ABORTION FELONY; REPEAL                                                         S.B. 37 & 39:

                                                             SUMMARY AS PASSED BY THE SENATE







Senate Bill 37 & 39 (as passed by the Senate)

Sponsor:  Senator Rosemary Bayer (S.B. 37)

               Senator Erika Geiss (S.B. 39)

Committee:  Health Policy


Date Completed:  4-24-23




Senate Bill 37 would delete from sentencing guidelines in the Code of Criminal Procedure the felonies prescribed under Section 14 of the Penal Code.


Senate Bill 39 would repeal Section 14 of the Michigan Penal Code, which prescribes a felony for administering to a pregnant woman any medicine, drug, or substance, or employing any instrument or other means, with intent to procure a miscarriage, unless it is necessary to protect the life of the mother and specifies that if those actions cause the death of the pregnant woman the offense is manslaughter.


Senate Bill 37 and Senate Bill 38 are tie-barred to Senate Bill 39. Senate Bill 38 would modify a provision stating a person who is convicted and sentenced for violating Section 14 of the Penal Code is not eligible for parole until they have served the minimum term imposed by the court.


Senate Bill 37


Currently, under the Code of Criminal Procedure, administering an abortion is a Class G felony against a person with a statutory maximum sentence of four years' imprisonment. Administering an abortion resulting in the death of the female is a Class C felony against a person with a statutory maximum sentence of 15 years' imprisonment.


The bill would delete these sentencing guidelines.


Senate Bill 39


Under Section 14 of the Penal Code, a person who willfully administers to any pregnant woman any medicine, drug, substance or thing whatever, or employs any instrument or other means, with intent to procure a miscarriage, unless it is necessary to preserve the life of the woman, is guilty of a felony. If this transaction causes the death of a pregnant woman, the offense is manslaughter.


The bill would repeal Section 14.


MCL 777.16a (S.B. 37)                                                                                  

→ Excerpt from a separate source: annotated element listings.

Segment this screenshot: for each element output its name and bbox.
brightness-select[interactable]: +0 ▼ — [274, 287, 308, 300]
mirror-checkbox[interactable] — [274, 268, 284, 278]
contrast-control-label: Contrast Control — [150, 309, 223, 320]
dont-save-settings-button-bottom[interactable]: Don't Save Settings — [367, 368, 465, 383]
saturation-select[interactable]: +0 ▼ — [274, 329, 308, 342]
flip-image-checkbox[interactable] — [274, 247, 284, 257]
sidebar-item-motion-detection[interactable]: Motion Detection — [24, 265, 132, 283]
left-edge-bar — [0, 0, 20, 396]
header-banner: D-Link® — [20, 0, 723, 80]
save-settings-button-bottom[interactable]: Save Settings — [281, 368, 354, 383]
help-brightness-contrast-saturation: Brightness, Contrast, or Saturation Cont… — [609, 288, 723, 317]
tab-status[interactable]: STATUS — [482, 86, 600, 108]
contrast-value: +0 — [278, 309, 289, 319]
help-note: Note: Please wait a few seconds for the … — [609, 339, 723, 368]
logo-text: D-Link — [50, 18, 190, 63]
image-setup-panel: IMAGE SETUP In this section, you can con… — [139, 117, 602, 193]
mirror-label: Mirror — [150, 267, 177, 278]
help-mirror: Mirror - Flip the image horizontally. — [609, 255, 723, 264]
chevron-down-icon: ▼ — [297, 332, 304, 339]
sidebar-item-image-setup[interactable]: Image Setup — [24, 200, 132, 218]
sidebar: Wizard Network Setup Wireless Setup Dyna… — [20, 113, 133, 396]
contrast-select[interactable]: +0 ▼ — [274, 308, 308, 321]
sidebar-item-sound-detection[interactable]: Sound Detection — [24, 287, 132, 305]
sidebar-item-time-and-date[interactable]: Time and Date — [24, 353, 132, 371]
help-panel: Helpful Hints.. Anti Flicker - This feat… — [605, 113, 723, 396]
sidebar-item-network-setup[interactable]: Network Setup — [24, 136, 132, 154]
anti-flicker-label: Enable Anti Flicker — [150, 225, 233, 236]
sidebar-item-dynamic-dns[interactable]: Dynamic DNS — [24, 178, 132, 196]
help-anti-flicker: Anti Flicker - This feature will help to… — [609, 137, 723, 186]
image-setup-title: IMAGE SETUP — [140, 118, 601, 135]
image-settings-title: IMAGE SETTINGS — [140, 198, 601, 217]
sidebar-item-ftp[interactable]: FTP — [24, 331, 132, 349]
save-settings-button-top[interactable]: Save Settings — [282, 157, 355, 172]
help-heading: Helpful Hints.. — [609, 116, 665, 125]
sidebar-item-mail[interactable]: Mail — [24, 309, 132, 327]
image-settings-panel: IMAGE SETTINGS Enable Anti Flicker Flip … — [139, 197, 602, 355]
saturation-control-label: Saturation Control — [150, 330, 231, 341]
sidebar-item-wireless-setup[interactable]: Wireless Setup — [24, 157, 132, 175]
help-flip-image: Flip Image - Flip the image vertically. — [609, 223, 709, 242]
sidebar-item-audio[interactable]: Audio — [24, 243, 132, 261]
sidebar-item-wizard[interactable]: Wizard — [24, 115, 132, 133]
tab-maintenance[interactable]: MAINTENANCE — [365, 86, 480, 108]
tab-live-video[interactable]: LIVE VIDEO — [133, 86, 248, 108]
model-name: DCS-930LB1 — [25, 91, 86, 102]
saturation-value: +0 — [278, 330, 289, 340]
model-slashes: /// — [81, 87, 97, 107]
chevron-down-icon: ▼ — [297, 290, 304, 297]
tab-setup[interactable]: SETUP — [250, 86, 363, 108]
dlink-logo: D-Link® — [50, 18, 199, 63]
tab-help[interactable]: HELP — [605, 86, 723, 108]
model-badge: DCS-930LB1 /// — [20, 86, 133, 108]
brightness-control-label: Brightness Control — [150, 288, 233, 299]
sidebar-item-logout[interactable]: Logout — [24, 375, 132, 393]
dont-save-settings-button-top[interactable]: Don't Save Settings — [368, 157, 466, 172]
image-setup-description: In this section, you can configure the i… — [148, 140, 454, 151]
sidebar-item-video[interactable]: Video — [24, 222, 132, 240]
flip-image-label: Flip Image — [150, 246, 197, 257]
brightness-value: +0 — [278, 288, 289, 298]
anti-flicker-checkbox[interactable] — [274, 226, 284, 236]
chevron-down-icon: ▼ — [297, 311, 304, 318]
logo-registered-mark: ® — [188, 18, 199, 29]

MCL 750.14 (repealed) (S.B. 39)




The passage of Proposal 22-3, which enshrined the individual right to reproductive freedom in the Michigan Constitution, invalidated State laws that conflicted with the Proposal's amendments. It has been suggested that various State laws be amended or repealed to agree with the Proposal's provisions.                             




In 1973, the United States Supreme Court issued its decision in Roe v. Wade, in which the Court struck down a Texas law making abortion illegal except when necessary to save the mother's life.[1] Following this decision, the abortion ban under Section 14 of the Michigan Penal Code went dormant. In June 2022, the US Supreme Court issued its opinion in Dobbs v. Jackson Women's Health Organization, which overruled Roe on the grounds that the US Constitution makes no reference to abortion, and the right is not implicitly protected by any constitutional provision, including the Fourteenth Amendment.[2] Following the Dobbs decision, Michigan's abortion ban went back into effect; however, a lawsuit was filed seeking to block the enforcement of the law and that lawsuit resulted in a court of claims judge ruling that the abortion ban was unconstitutional.

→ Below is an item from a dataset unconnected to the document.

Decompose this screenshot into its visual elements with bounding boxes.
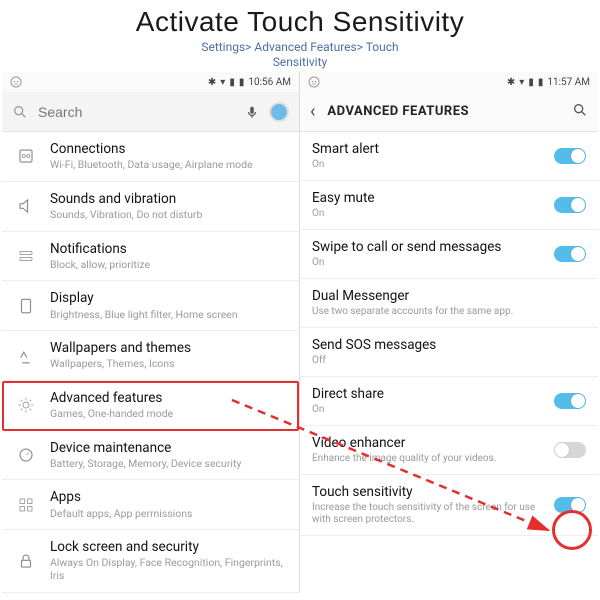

During the 2022 election cycle, a group called Reproductive Freedom for All circulated petitions and collected enough signatures for a proposed constitutional amendment to be placed on the 2022 November general election ballot. The amendment establishes an individual right to reproductive freedom, including the right to make and carry out all decisions about pregnancy, such as prenatal care, childbirth, postpartum care, contraception, sterilization, abortion, miscarriage management, and infertility; allows the State to prohibit abortion after fetal viability unless needed to protect a patient's life or physical or mental health; prohibits State discrimination in enforcement of the right; prohibits the prosecution of an individual, or a person helping a pregnant individual, for exercising rights established by the amendment; and invalidates State laws that conflict with the proposed amendment.[3] Proposal 22-3 passed with 56.66% of electors in favor of the proposal.[4]


                                                                    Legislative Analysts:  Eleni Lionas

Alex Krabill



The bills would have no fiscal impact on State or local government.


                                                                      Fiscal Analyst:  Joe Carrasco, Jr.


This analysis was prepared by nonpartisan Senate staff for use by the Senate in its deliberations and does not constitute an official statement of legislative intent.


[1] 410 US 113 (1973)

[2] 597 US ___.

[3] "November 2022 Ballot Proposal 22-3", Senate Fiscal Agency.